Interest rates have come off quite a bit and are attractive now.

With ample liquidity in the system, favourable interest rates, and equity markets looking up, banks are quickly moving in to shore up their capital base. There are also concerns that going ahead, coupon rates for debt issuances might not remain favourable.

Last week, Mangalore-based private sector lender Karnataka Bank sought shareholders’ approval to raise Rs 500 crore through a qualified institutional placement (QIP) issue, which involves placing equity shares or securities convertible into equity with select institutional investors.

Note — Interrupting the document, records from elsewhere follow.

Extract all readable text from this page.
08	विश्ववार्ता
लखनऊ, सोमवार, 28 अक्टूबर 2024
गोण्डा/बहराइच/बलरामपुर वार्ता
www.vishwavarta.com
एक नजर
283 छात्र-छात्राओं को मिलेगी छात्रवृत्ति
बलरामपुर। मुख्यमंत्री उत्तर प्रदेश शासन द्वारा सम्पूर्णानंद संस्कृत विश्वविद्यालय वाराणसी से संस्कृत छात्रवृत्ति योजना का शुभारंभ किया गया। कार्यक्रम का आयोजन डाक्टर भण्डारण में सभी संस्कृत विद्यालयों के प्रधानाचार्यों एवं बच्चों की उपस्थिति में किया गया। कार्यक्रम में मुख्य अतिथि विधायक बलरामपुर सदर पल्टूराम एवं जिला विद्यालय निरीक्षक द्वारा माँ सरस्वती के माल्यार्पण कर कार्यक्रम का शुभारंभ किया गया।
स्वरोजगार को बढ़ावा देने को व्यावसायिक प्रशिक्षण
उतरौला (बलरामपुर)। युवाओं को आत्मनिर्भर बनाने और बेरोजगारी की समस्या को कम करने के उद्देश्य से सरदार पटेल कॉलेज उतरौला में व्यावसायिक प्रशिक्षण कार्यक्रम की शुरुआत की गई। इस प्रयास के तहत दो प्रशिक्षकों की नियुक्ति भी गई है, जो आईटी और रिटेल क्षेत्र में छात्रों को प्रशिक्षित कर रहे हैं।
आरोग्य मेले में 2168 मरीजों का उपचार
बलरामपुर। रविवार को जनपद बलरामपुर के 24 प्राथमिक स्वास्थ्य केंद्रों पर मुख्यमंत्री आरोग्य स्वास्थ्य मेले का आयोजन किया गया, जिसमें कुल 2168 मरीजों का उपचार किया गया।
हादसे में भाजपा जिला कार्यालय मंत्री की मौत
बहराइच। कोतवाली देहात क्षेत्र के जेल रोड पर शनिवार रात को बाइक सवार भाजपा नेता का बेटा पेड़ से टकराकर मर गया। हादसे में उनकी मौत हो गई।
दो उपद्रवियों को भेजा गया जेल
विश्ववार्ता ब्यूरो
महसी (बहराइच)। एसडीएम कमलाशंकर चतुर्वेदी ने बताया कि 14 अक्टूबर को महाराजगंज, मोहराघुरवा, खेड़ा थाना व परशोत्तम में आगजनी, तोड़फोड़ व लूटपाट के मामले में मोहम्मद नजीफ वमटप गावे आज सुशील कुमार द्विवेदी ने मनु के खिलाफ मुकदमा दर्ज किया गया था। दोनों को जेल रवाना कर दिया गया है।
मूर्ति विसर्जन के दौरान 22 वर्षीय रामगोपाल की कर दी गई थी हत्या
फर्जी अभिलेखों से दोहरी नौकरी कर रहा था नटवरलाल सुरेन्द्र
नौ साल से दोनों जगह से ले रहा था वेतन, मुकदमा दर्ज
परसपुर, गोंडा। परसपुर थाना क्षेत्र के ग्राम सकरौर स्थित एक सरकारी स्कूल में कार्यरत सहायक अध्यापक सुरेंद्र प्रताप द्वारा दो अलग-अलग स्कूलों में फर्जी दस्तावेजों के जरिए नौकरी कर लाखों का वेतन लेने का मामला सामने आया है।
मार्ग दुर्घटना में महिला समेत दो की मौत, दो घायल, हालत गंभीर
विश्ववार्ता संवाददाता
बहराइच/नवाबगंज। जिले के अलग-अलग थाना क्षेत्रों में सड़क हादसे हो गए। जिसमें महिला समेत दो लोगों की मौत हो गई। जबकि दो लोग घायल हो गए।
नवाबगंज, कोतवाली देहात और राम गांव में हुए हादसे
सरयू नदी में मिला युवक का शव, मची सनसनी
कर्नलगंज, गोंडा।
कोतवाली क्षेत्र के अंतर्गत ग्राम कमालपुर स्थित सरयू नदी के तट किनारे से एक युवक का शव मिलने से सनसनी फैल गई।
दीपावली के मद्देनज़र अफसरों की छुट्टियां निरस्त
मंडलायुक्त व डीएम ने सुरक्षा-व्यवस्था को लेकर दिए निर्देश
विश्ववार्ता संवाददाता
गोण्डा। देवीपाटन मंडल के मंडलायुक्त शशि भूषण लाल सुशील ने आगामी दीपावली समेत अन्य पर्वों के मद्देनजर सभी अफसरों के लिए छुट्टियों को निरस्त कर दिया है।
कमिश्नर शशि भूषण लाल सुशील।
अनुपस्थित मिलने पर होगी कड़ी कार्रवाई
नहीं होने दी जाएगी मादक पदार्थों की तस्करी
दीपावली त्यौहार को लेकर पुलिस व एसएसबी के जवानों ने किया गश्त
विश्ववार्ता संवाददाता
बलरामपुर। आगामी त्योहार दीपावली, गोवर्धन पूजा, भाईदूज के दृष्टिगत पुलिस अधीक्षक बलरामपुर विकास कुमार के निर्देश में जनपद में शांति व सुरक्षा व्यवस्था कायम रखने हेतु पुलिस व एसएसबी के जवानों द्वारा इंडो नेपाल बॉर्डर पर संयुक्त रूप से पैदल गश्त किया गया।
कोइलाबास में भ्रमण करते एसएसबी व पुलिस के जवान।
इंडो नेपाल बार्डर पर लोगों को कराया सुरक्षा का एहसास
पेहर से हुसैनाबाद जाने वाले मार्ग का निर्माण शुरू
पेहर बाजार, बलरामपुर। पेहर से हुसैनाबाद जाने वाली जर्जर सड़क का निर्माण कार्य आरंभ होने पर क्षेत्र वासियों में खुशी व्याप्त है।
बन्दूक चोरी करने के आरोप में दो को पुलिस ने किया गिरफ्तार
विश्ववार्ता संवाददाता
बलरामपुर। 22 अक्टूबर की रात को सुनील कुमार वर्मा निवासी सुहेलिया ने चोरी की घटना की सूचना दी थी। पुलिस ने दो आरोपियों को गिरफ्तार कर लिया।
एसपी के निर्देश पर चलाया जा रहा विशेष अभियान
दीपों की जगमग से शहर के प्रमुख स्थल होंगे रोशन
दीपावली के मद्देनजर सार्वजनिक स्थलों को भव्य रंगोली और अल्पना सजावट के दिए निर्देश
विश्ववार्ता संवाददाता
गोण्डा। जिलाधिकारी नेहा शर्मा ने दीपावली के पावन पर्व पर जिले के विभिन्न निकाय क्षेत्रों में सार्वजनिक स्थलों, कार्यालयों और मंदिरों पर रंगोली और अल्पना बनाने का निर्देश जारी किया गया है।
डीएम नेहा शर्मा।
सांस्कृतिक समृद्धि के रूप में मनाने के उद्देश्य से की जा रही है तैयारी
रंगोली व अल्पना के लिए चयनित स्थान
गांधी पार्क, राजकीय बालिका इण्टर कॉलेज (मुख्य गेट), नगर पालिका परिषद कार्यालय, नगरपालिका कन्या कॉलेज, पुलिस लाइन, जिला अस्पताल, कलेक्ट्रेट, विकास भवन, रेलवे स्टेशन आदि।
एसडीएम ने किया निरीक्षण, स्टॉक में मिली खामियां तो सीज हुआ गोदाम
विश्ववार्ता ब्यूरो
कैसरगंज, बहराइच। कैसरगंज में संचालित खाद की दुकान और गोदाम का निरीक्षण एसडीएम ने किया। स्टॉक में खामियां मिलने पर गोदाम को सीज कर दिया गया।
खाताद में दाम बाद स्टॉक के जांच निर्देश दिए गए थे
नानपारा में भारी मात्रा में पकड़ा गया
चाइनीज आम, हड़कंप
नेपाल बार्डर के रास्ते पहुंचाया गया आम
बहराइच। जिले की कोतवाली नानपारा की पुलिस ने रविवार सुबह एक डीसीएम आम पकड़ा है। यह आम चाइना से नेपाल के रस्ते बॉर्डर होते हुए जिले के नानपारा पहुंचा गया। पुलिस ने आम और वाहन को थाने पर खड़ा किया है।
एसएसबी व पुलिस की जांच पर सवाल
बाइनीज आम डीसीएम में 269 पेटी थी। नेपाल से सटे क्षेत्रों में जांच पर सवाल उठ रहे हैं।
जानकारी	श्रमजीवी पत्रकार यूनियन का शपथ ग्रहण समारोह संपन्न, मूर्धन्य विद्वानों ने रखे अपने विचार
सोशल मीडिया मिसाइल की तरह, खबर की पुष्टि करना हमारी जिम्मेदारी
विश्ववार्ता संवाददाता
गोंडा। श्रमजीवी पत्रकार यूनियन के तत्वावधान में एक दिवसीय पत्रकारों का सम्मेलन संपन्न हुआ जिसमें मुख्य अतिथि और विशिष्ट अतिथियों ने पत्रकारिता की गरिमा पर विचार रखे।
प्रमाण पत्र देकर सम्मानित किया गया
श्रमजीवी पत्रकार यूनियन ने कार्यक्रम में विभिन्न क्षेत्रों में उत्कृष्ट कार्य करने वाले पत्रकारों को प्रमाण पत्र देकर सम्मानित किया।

On Monday, India’s third largest private sector lender Axis Bank announced that it had received shareholders’ approval to raise Rs 3,000 crore through the private placement of debt instruments.

Bapi Munshi, president of treasury at Axis Bank, says raising capital, especially lower Tier-II debt, might become expensive in the second half of 2009. Tier-I capital, or core capital, includes shareholders’ equity, preferred stock and disclosed reserves whereas Tier-II capital mainly consists of subordinated term debt, loan-loss reserves and subordinated term debt.

“There might also be crowding in the debt market. Right now, there is enough liquidity since the credit pick-up is still soft, so banks want to move in advance to make sure they are well-capitalised. We want to avoid a situation like in the third quarter of 2008-09 when we had to pay huge coupons for Tier-II capital,” Munshi said.

Interest rates on debt issuances have come off about 30-40 basis points (bps) from their peak levels, Munshi added. Axis Bank plans to raise Rs 500 crore of Tier-I capital and Rs 2,500 crore of Tier-II capital.

IndusInd Bank plans to raise Rs 250 core of Tier II capital in the second quarter of the current financial year.

“Interest rates are expected to inch up in the next 6-12 months and this will reduce appetite for fixed-income assets. Right now, there is a positive sentiment in the equity markets and investor appetite is bullish. In my view, investors will prefer Tier-I issues over Tier-II issues,” said J Moses Harding, head of global markets at private sector lender IndusInd Bank.